I have a 5 1/2 month old German shepherd and I’m worried if his ears will stand up or not? The right seems like it’s on it’s way up but has been sitting at about half way for a while now and the left is still lying down. They stand up often but never stay up. I just wonder if I should give it more time or think about possibly taping his ears? Any suggestions?


----------



## Stillworks (Jul 12, 2018)

He just wants to stay cute forever. My guy was a late bloomer also. Don't stress over it. They'll be up before you know it.


----------



## selzer (May 7, 2005)

It's up to you. There are inserts, and gluing seems to be better than taping. Some dogs get really touchy about their ears. I think Uzzi is 8 months old. She has one always up and the other is up about 1/8th of the time. I think it will stand on its own though, so I am leaving it alone.


----------



## [email protected] (Jan 16, 2018)

I decided I would not worry too much and waited until my pup was done teething to make a decision if I need to intervene in the ear situation or not. I gave plenty of chew toys and snacks in the meantime to promote jaw muscle exercise and help the teething process.

Teething apparently takes some minerals from ear cartilage formation or something and once the teething stops, the ears tend to come up.

At 5.5 months, my pup had one ear up and one mostly down. After teething, the other ear came up and they've been up ever since.


----------



## selzer (May 7, 2005)

I agree with the teething thing, but the use by the body of calcium is higher while the puppy grows. Increasing calcium can be risky because excess calcium can cause calcium deposits in the joints. It may be ok if the calcium/phosphorous ratio is correct, which happens when you feed raw bones. Other forms of calcium supplementing should avoided. 
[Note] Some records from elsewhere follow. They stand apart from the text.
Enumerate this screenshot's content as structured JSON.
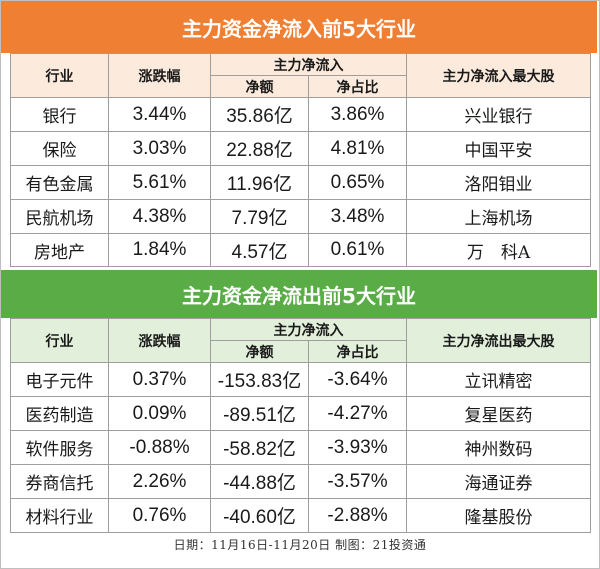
{
  "inflow": {
    "title": "主力资金净流入前5大行业",
    "headers": {
      "industry": "行业",
      "change": "涨跌幅",
      "group": "主力净流入",
      "net": "净额",
      "ratio": "净占比",
      "top_stock": "主力净流入最大股"
    },
    "rows": [
      {
        "industry": "银行",
        "change": "3.44%",
        "net": "35.86亿",
        "ratio": "3.86%",
        "stock": "兴业银行"
      },
      {
        "industry": "保险",
        "change": "3.03%",
        "net": "22.88亿",
        "ratio": "4.81%",
        "stock": "中国平安"
      },
      {
        "industry": "有色金属",
        "change": "5.61%",
        "net": "11.96亿",
        "ratio": "0.65%",
        "stock": "洛阳钼业"
      },
      {
        "industry": "民航机场",
        "change": "4.38%",
        "net": "7.79亿",
        "ratio": "3.48%",
        "stock": "上海机场"
      },
      {
        "industry": "房地产",
        "change": "1.84%",
        "net": "4.57亿",
        "ratio": "0.61%",
        "stock": "万　科A"
      }
    ]
  },
  "outflow": {
    "title": "主力资金净流出前5大行业",
    "headers": {
      "industry": "行业",
      "change": "涨跌幅",
      "group": "主力净流入",
      "net": "净额",
      "ratio": "净占比",
      "top_stock": "主力净流出最大股"
    },
    "rows": [
      {
        "industry": "电子元件",
        "change": "0.37%",
        "net": "-153.83亿",
        "ratio": "-3.64%",
        "stock": "立讯精密"
      },
      {
        "industry": "医药制造",
        "change": "0.09%",
        "net": "-89.51亿",
        "ratio": "-4.27%",
        "stock": "复星医药"
      },
      {
        "industry": "软件服务",
        "change": "-0.88%",
        "net": "-58.82亿",
        "ratio": "-3.93%",
        "stock": "神州数码"
      },
      {
        "industry": "券商信托",
        "change": "2.26%",
        "net": "-44.88亿",
        "ratio": "-3.57%",
        "stock": "海通证券"
      },
      {
        "industry": "材料行业",
        "change": "0.76%",
        "net": "-40.60亿",
        "ratio": "-2.88%",
        "stock": "隆基股份"
      }
    ]
  },
  "footer": "日期：11月16日-11月20日 制图：21投资通",
  "colors": {
    "inflow_banner": "#ef7f33",
    "inflow_header": "#fcebdc",
    "outflow_banner": "#5aac46",
    "outflow_header": "#e2efda"
  }
}
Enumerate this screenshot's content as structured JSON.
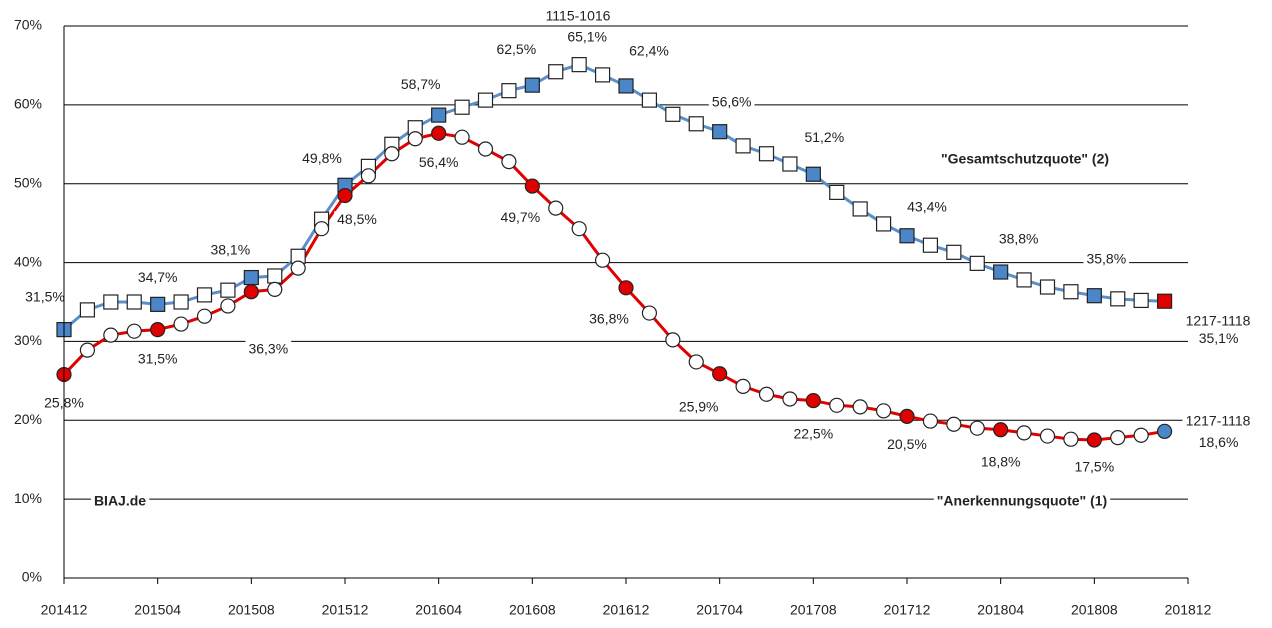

But that calcium needed for growth tends to cause the ears to come down. This is why some puppies have their ears stand all the way through, and some come up after teething and some wait until they are 8 to 10 months old, sometimes older for consistent ear-carriage. I think it is all growth. 

The rule of thumb is if the ears have stood prior to the growth spurts and teething, they will stand again. 

My feeling is that if you are going to show the dog, or if having the ears not come up will cause you to be disappointed in your dog, then certainly have someone with experience help you with the ears.


----------



## usxmarine03 (Feb 12, 2017)

When I first got my GSD her eears didn’t stay standing until 8 months. It wasnt until after I started feeding raw bones


----------



## wm97 (Dec 13, 2018)

Everybody has their ears up. If they stay down, you will appreciate the unique personality it gives your pup. Don't worry about it. It will be good either way.


----------



## tc68 (May 31, 2006)

Don't worry about it. Different dogs, different schedules. My old guy was around 8 - 9 months when the 2nd ear was completely up.


----------